Ursula Koderer tells the story, first person, of her realization that she is lesbian, of her expulsion from a girl’s camp in Maine, her incarceration in a Baltimore insane asylum at seventeen, her escape from the asylum with Gulaim Zuk (a mysterious Central Asian psychiatrist—"Her body," Ursula tells us, "was similar to Central Asia"), a flight into the Great Dismal Swamp where Zuk disappears, a return to Baltimore to find some songs she wrote in the asylum have become famous. This is a bare sketch; I have omitted weirder items. The novel is punctuated by the phrase "HOW LOVE GOT ME OUT OF THERE," used as a heading within each chapter and as title for the final chapter. It is also the principal line in the asylum songs (performed by a group of inmates who call themselves the Bug Motel).

But Ursula’s language makes everything different, in the way that Shamp’s—swearing "by Chrust"—does. The canonical authorities in this asylum are Sigmund Food and Margaret Meat (and one notes that the psychiatrists—or rather the "dreambox mechanics"—say the same). Those names, like everything in the book, echo the motif of hunger.

Bogeywoman is, among other things, an amazing example of what can be done with voice. It is extremely risky to have a narrator both naïve and strangely knowledgeable, but Ursie’s voice, a composite of common street talk and unique quirks, is flawless. Bogeywoman’s voice establishes a world that is, not only plausible, but unmistakable.
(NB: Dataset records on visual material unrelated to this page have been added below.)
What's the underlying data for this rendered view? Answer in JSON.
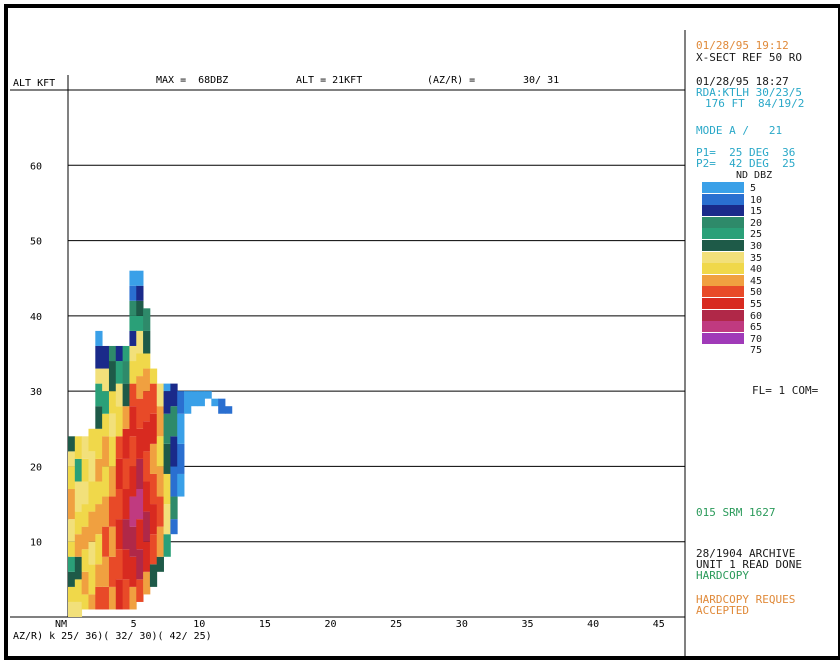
{
  "header": {
    "alt_label": "ALT KFT",
    "max_text": "MAX =  68DBZ",
    "alt_text": "ALT = 21KFT",
    "azr_label": "(AZ/R) =",
    "azr_value": "30/ 31"
  },
  "y_axis": {
    "ticks": [
      {
        "label": "60",
        "value": 60
      },
      {
        "label": "50",
        "value": 50
      },
      {
        "label": "40",
        "value": 40
      },
      {
        "label": "30",
        "value": 30
      },
      {
        "label": "20",
        "value": 20
      },
      {
        "label": "10",
        "value": 10
      }
    ]
  },
  "x_axis": {
    "unit": "NM",
    "ticks": [
      {
        "label": "5",
        "value": 5
      },
      {
        "label": "10",
        "value": 10
      },
      {
        "label": "15",
        "value": 15
      },
      {
        "label": "20",
        "value": 20
      },
      {
        "label": "25",
        "value": 25
      },
      {
        "label": "30",
        "value": 30
      },
      {
        "label": "35",
        "value": 35
      },
      {
        "label": "40",
        "value": 40
      },
      {
        "label": "45",
        "value": 45
      }
    ],
    "footer_text": "AZ/R) k 25/ 36)( 32/ 30)( 42/ 25)"
  },
  "side_panel": {
    "line1": "01/28/95 19:12",
    "line2": "X-SECT REF 50 RO",
    "line3": "01/28/95 18:27",
    "line4": "RDA:KTLH 30/23/5",
    "line5": "176 FT  84/19/2",
    "mode": "MODE A /   21",
    "p1": "P1=  25 DEG  36",
    "p2": "P2=  42 DEG  25",
    "legend_header": "ND DBZ",
    "legend": [
      {
        "label": "5",
        "color": "#3aa0e8"
      },
      {
        "label": "10",
        "color": "#2a6fd0"
      },
      {
        "label": "15",
        "color": "#1a2a8a"
      },
      {
        "label": "20",
        "color": "#2e8a6a"
      },
      {
        "label": "25",
        "color": "#2aa078"
      },
      {
        "label": "30",
        "color": "#1e5a48"
      },
      {
        "label": "35",
        "color": "#f2e07a"
      },
      {
        "label": "40",
        "color": "#f0d84a"
      },
      {
        "label": "45",
        "color": "#f0a040"
      },
      {
        "label": "50",
        "color": "#e84a28"
      },
      {
        "label": "55",
        "color": "#d82a20"
      },
      {
        "label": "60",
        "color": "#b02848"
      },
      {
        "label": "65",
        "color": "#c03a80"
      },
      {
        "label": "70",
        "color": "#a03ab8"
      },
      {
        "label": "75",
        "color": ""
      }
    ],
    "fl_text": "FL= 1 COM=",
    "srm_text": "015 SRM 1627",
    "archive_text": "28/1904 ARCHIVE",
    "unit_text": "UNIT 1 READ DONE",
    "hardcopy_text": "HARDCOPY",
    "hardcopy_req_text": "HARDCOPY REQUES",
    "accepted_text": "ACCEPTED"
  },
  "colors": {
    "orange_text": "#e08a3a",
    "cyan_text": "#2aa8c8",
    "green_text": "#2a9a5a",
    "frame": "#000000"
  },
  "chart_data": {
    "type": "heatmap",
    "xlabel": "NM",
    "ylabel": "ALT KFT",
    "xlim": [
      0,
      47
    ],
    "ylim": [
      0,
      70
    ],
    "cell_size": {
      "dx": 0.52,
      "dy": 1.1
    },
    "columns": [
      {
        "x": 0.0,
        "cells": [
          [
            0,
            2,
            "35"
          ],
          [
            2,
            4,
            "40"
          ],
          [
            4,
            6,
            "30"
          ],
          [
            6,
            8,
            "25"
          ],
          [
            8,
            10,
            "40"
          ],
          [
            10,
            13,
            "35"
          ],
          [
            13,
            17,
            "45"
          ],
          [
            17,
            20,
            "40"
          ],
          [
            20,
            22,
            "35"
          ],
          [
            22,
            24,
            "30"
          ]
        ]
      },
      {
        "x": 0.52,
        "cells": [
          [
            0,
            2,
            "35"
          ],
          [
            2,
            5,
            "40"
          ],
          [
            5,
            8,
            "30"
          ],
          [
            8,
            11,
            "45"
          ],
          [
            11,
            14,
            "40"
          ],
          [
            14,
            18,
            "35"
          ],
          [
            18,
            21,
            "25"
          ],
          [
            21,
            24,
            "40"
          ]
        ]
      },
      {
        "x": 1.04,
        "cells": [
          [
            1,
            3,
            "40"
          ],
          [
            3,
            6,
            "45"
          ],
          [
            6,
            9,
            "40"
          ],
          [
            9,
            12,
            "45"
          ],
          [
            12,
            15,
            "40"
          ],
          [
            15,
            18,
            "35"
          ],
          [
            18,
            21,
            "40"
          ],
          [
            21,
            24,
            "35"
          ]
        ]
      },
      {
        "x": 1.56,
        "cells": [
          [
            1,
            3,
            "45"
          ],
          [
            3,
            7,
            "40"
          ],
          [
            7,
            10,
            "35"
          ],
          [
            10,
            14,
            "45"
          ],
          [
            14,
            18,
            "40"
          ],
          [
            18,
            22,
            "35"
          ],
          [
            22,
            25,
            "40"
          ]
        ]
      },
      {
        "x": 2.08,
        "cells": [
          [
            1,
            4,
            "50"
          ],
          [
            4,
            7,
            "45"
          ],
          [
            7,
            11,
            "40"
          ],
          [
            11,
            15,
            "45"
          ],
          [
            15,
            18,
            "40"
          ],
          [
            18,
            21,
            "45"
          ],
          [
            21,
            25,
            "40"
          ],
          [
            25,
            28,
            "30"
          ],
          [
            28,
            31,
            "25"
          ],
          [
            31,
            33,
            "35"
          ],
          [
            33,
            36,
            "15"
          ],
          [
            36,
            38,
            "5"
          ]
        ]
      },
      {
        "x": 2.6,
        "cells": [
          [
            1,
            4,
            "50"
          ],
          [
            4,
            8,
            "45"
          ],
          [
            8,
            12,
            "50"
          ],
          [
            12,
            16,
            "45"
          ],
          [
            16,
            20,
            "40"
          ],
          [
            20,
            24,
            "45"
          ],
          [
            24,
            27,
            "40"
          ],
          [
            27,
            30,
            "25"
          ],
          [
            30,
            33,
            "35"
          ],
          [
            33,
            36,
            "15"
          ]
        ]
      },
      {
        "x": 3.12,
        "cells": [
          [
            1,
            4,
            "45"
          ],
          [
            4,
            8,
            "50"
          ],
          [
            8,
            12,
            "45"
          ],
          [
            12,
            16,
            "50"
          ],
          [
            16,
            20,
            "45"
          ],
          [
            20,
            24,
            "40"
          ],
          [
            24,
            27,
            "35"
          ],
          [
            27,
            30,
            "40"
          ],
          [
            30,
            34,
            "30"
          ],
          [
            34,
            36,
            "20"
          ]
        ]
      },
      {
        "x": 3.64,
        "cells": [
          [
            1,
            5,
            "55"
          ],
          [
            5,
            9,
            "50"
          ],
          [
            9,
            13,
            "55"
          ],
          [
            13,
            17,
            "50"
          ],
          [
            17,
            21,
            "55"
          ],
          [
            21,
            24,
            "50"
          ],
          [
            24,
            28,
            "40"
          ],
          [
            28,
            31,
            "35"
          ],
          [
            31,
            34,
            "25"
          ],
          [
            34,
            36,
            "15"
          ]
        ]
      },
      {
        "x": 4.16,
        "cells": [
          [
            1,
            5,
            "50"
          ],
          [
            5,
            9,
            "55"
          ],
          [
            9,
            13,
            "60"
          ],
          [
            13,
            17,
            "55"
          ],
          [
            17,
            21,
            "50"
          ],
          [
            21,
            25,
            "55"
          ],
          [
            25,
            28,
            "45"
          ],
          [
            28,
            31,
            "30"
          ],
          [
            31,
            34,
            "20"
          ],
          [
            34,
            36,
            "25"
          ]
        ]
      },
      {
        "x": 4.68,
        "cells": [
          [
            1,
            4,
            "45"
          ],
          [
            4,
            8,
            "55"
          ],
          [
            8,
            12,
            "60"
          ],
          [
            12,
            16,
            "65"
          ],
          [
            16,
            20,
            "55"
          ],
          [
            20,
            24,
            "50"
          ],
          [
            24,
            28,
            "55"
          ],
          [
            28,
            31,
            "50"
          ],
          [
            31,
            34,
            "40"
          ],
          [
            34,
            36,
            "35"
          ],
          [
            36,
            38,
            "15"
          ],
          [
            38,
            40,
            "25"
          ],
          [
            40,
            42,
            "20"
          ],
          [
            42,
            44,
            "10"
          ],
          [
            44,
            46,
            "5"
          ]
        ]
      },
      {
        "x": 5.2,
        "cells": [
          [
            2,
            5,
            "50"
          ],
          [
            5,
            9,
            "60"
          ],
          [
            9,
            13,
            "55"
          ],
          [
            13,
            17,
            "65"
          ],
          [
            17,
            21,
            "60"
          ],
          [
            21,
            25,
            "55"
          ],
          [
            25,
            29,
            "50"
          ],
          [
            29,
            32,
            "45"
          ],
          [
            32,
            35,
            "40"
          ],
          [
            35,
            38,
            "35"
          ],
          [
            38,
            40,
            "25"
          ],
          [
            40,
            42,
            "30"
          ],
          [
            42,
            44,
            "15"
          ],
          [
            44,
            46,
            "5"
          ]
        ]
      },
      {
        "x": 5.72,
        "cells": [
          [
            3,
            6,
            "45"
          ],
          [
            6,
            10,
            "55"
          ],
          [
            10,
            14,
            "60"
          ],
          [
            14,
            18,
            "55"
          ],
          [
            18,
            22,
            "50"
          ],
          [
            22,
            26,
            "55"
          ],
          [
            26,
            30,
            "50"
          ],
          [
            30,
            33,
            "45"
          ],
          [
            33,
            35,
            "40"
          ],
          [
            35,
            38,
            "30"
          ],
          [
            38,
            41,
            "20"
          ]
        ]
      },
      {
        "x": 6.24,
        "cells": [
          [
            4,
            7,
            "30"
          ],
          [
            7,
            11,
            "50"
          ],
          [
            11,
            15,
            "55"
          ],
          [
            15,
            19,
            "50"
          ],
          [
            19,
            23,
            "45"
          ],
          [
            23,
            27,
            "55"
          ],
          [
            27,
            31,
            "50"
          ],
          [
            31,
            33,
            "40"
          ]
        ]
      },
      {
        "x": 6.76,
        "cells": [
          [
            6,
            8,
            "30"
          ],
          [
            8,
            12,
            "45"
          ],
          [
            12,
            16,
            "50"
          ],
          [
            16,
            20,
            "45"
          ],
          [
            20,
            24,
            "40"
          ],
          [
            24,
            28,
            "45"
          ],
          [
            28,
            31,
            "35"
          ]
        ]
      },
      {
        "x": 7.28,
        "cells": [
          [
            8,
            11,
            "25"
          ],
          [
            11,
            15,
            "35"
          ],
          [
            15,
            19,
            "40"
          ],
          [
            19,
            23,
            "30"
          ],
          [
            23,
            27,
            "20"
          ],
          [
            27,
            30,
            "15"
          ],
          [
            30,
            31,
            "5"
          ]
        ]
      },
      {
        "x": 7.8,
        "cells": [
          [
            11,
            13,
            "10"
          ],
          [
            13,
            16,
            "20"
          ],
          [
            16,
            20,
            "10"
          ],
          [
            20,
            24,
            "15"
          ],
          [
            24,
            28,
            "20"
          ],
          [
            28,
            31,
            "15"
          ]
        ]
      },
      {
        "x": 8.32,
        "cells": [
          [
            16,
            19,
            "5"
          ],
          [
            19,
            23,
            "10"
          ],
          [
            23,
            27,
            "5"
          ],
          [
            27,
            30,
            "10"
          ]
        ]
      },
      {
        "x": 8.84,
        "cells": [
          [
            27,
            30,
            "5"
          ]
        ]
      },
      {
        "x": 9.36,
        "cells": [
          [
            28,
            30,
            "5"
          ]
        ]
      },
      {
        "x": 9.88,
        "cells": [
          [
            28,
            30,
            "5"
          ]
        ]
      },
      {
        "x": 10.4,
        "cells": [
          [
            29,
            30,
            "5"
          ]
        ]
      },
      {
        "x": 10.92,
        "cells": [
          [
            28,
            29,
            "5"
          ]
        ]
      },
      {
        "x": 11.44,
        "cells": [
          [
            27,
            29,
            "10"
          ]
        ]
      },
      {
        "x": 11.96,
        "cells": [
          [
            27,
            28,
            "10"
          ]
        ]
      }
    ]
  }
}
Jaimy Gordon’s language is never the same; she has a different prose for each of her books, from one fiction to the next. Always playful, it is not Joycean. Its playfulness is much more in the vein of Queneau (towards Zazie rather than toward Ulysses). Its literary influences are extremely broad, medieval to baroque to current and including much folk material. (In She Drove Without Stopping, I get here and there, furtively, the idea that she would like to pull her style down a bit and become a novelist-like-the-others, something her exquisite sense of style will always make problematic. John Hawkes faced a similar problem.)

The love that gets Ursula "out of there" is what drives all Jaimy Gordon’s writing. It is love as hunger—love, not without an object, rather with many objects, a world of objects, none of them (nor even all of them together) adequate to that desire.